The devil is often in the detail in respect of insurance policies, and different insurance companies will use different wording across their policies. We would advise clients to:
- firstly consider the policies they currently have in place to determine whether there is likely to be any applicable cover that could assist;
- secondly, if a client does decide to claim, they should identify and follow any specific policy procedures (you don’t want to find that you run the risk of invalidating a claim because you’ve not followed the correct procedure).
Clay: So to sum up, what should businesses do now to prepare and protect themselves best?
Pete: There are daily developments relating to COVID-19, and our steer is that businesses should consider if any of their contracts (including their own standard terms) might be affected by COVID-19 and if so to what extent. They should look at whether and to what extent their contracts include force majeure clauses, and how specific those clauses are. With the current uncertainty shown in the markets, and some companies already starting to declare force majeure in response to the difficulties they face, we’d suggest businesses should also be looking at their payment terms and provisions, to determine whether earlier payment might be an option where under normal circumstances they might be happy to accept longer payment terms – at the end of the day cash is king at the moment.
Often, “force majeure” discussions arise where there is an incident that affects one party to the contract. The difference at the moment is that both parties will no doubt be affected to a certain extent.

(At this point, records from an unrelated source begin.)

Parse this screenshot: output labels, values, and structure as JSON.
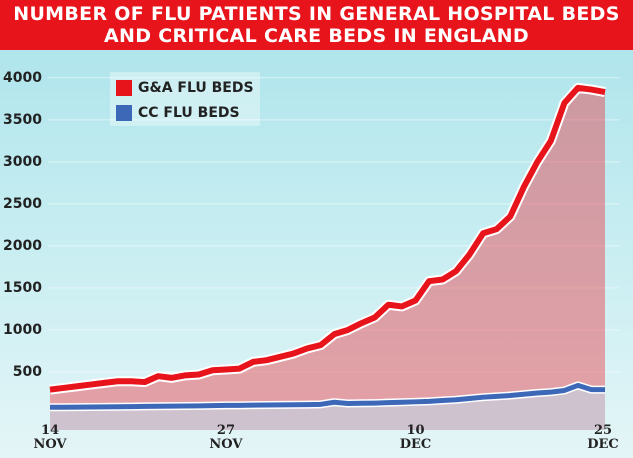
{
  "chart_data": {
    "type": "area",
    "title": "NUMBER OF FLU PATIENTS IN GENERAL HOSPITAL BEDS AND CRITICAL CARE BEDS IN ENGLAND",
    "categories": [
      "14\nNOV",
      null,
      null,
      null,
      null,
      null,
      null,
      null,
      null,
      null,
      null,
      null,
      null,
      "27\nNOV",
      null,
      null,
      null,
      null,
      null,
      null,
      null,
      null,
      null,
      null,
      null,
      null,
      null,
      "10\nDEC",
      null,
      null,
      null,
      null,
      null,
      null,
      null,
      null,
      null,
      null,
      null,
      null,
      null,
      "25\nDEC"
    ],
    "series": [
      {
        "name": "G&A FLU BEDS",
        "color": "#e8141b",
        "values": [
          290,
          310,
          330,
          350,
          370,
          390,
          390,
          380,
          450,
          430,
          460,
          470,
          520,
          530,
          540,
          620,
          640,
          680,
          720,
          780,
          820,
          950,
          1000,
          1080,
          1150,
          1300,
          1280,
          1350,
          1580,
          1600,
          1700,
          1900,
          2150,
          2200,
          2350,
          2700,
          3000,
          3250,
          3700,
          3880,
          3860,
          3830
        ]
      },
      {
        "name": "CC FLU BEDS",
        "color": "#3d68b8",
        "values": [
          80,
          80,
          82,
          84,
          85,
          87,
          88,
          90,
          92,
          93,
          95,
          97,
          100,
          102,
          103,
          105,
          107,
          108,
          110,
          112,
          115,
          140,
          125,
          128,
          130,
          135,
          140,
          145,
          150,
          160,
          170,
          185,
          200,
          210,
          220,
          235,
          250,
          260,
          280,
          340,
          290,
          290
        ]
      }
    ],
    "ylim": [
      0,
      4200
    ],
    "yticks": [
      500,
      1000,
      1500,
      2000,
      2500,
      3000,
      3500,
      4000
    ],
    "grid": true
  }
}
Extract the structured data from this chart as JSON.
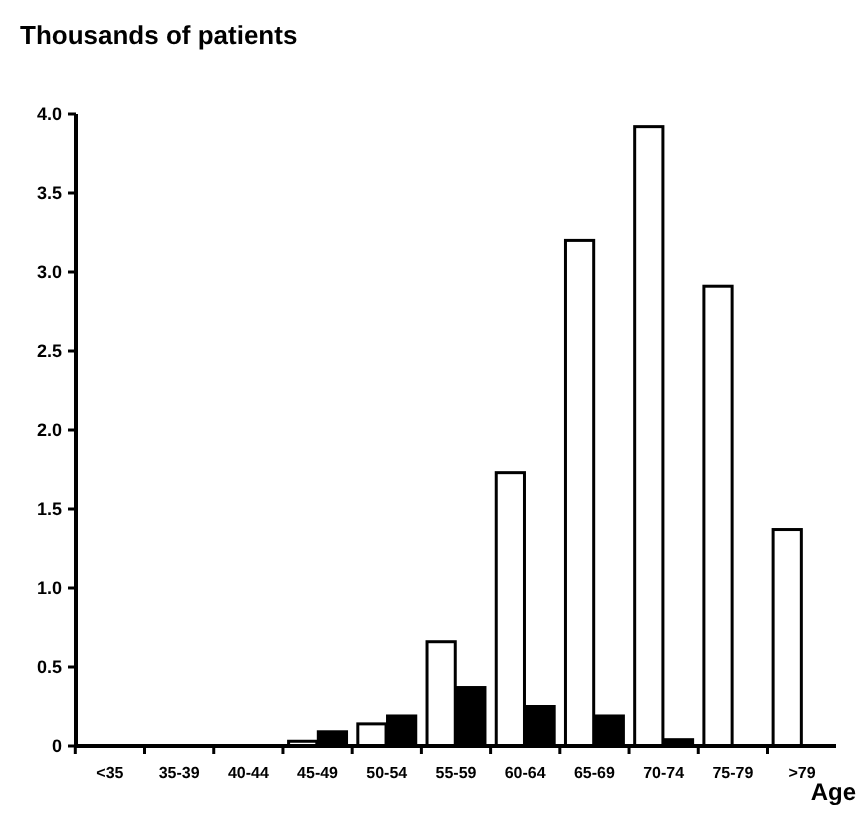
{
  "chart_data": {
    "type": "bar",
    "ylabel": "Thousands of patients",
    "xlabel": "Age",
    "categories": [
      "<35",
      "35-39",
      "40-44",
      "45-49",
      "50-54",
      "55-59",
      "60-64",
      "65-69",
      "70-74",
      "75-79",
      ">79"
    ],
    "series": [
      {
        "color": "#ffffff",
        "values": [
          0,
          null,
          null,
          0.03,
          0.14,
          0.66,
          1.73,
          3.2,
          3.92,
          2.91,
          1.37
        ]
      },
      {
        "color": "#000000",
        "values": [
          0,
          null,
          null,
          0.09,
          0.19,
          0.37,
          0.25,
          0.19,
          0.04,
          0,
          0
        ]
      }
    ],
    "ylim": [
      0,
      4
    ],
    "yticks": [
      0,
      {
        "value": 0.5,
        "label": "0.5"
      },
      {
        "value": 1,
        "label": "1.0"
      },
      {
        "value": 1.5,
        "label": "1.5"
      },
      {
        "value": 2,
        "label": "2.0"
      },
      {
        "value": 2.5,
        "label": "2.5"
      },
      {
        "value": 3,
        "label": "3.0"
      },
      {
        "value": 3.5,
        "label": "3.5"
      },
      {
        "value": 4,
        "label": "4.0"
      }
    ],
    "grid": false
  }
}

While some businesses might seek to exploit the outbreak of COVID-19 to extract themselves from unfavourable contracts, we think the vast majority of companies who have entered into agreements are likely to want to do what they can to “complete” the agreements as this would benefit both parties. We’d recommend early discussions between parties and looking at contractual terms as soon as possible as often, there might be alternative solutions that could be put in place contractually and logistically, even if these are short term arrangements to enable things to keep ticking over. If nothing else, taking a commercial view and working with the other party to mitigate the effect of COVID-19 could actually improve a relationship and embed it for the long term. At the end of the day, it’s always good to talk!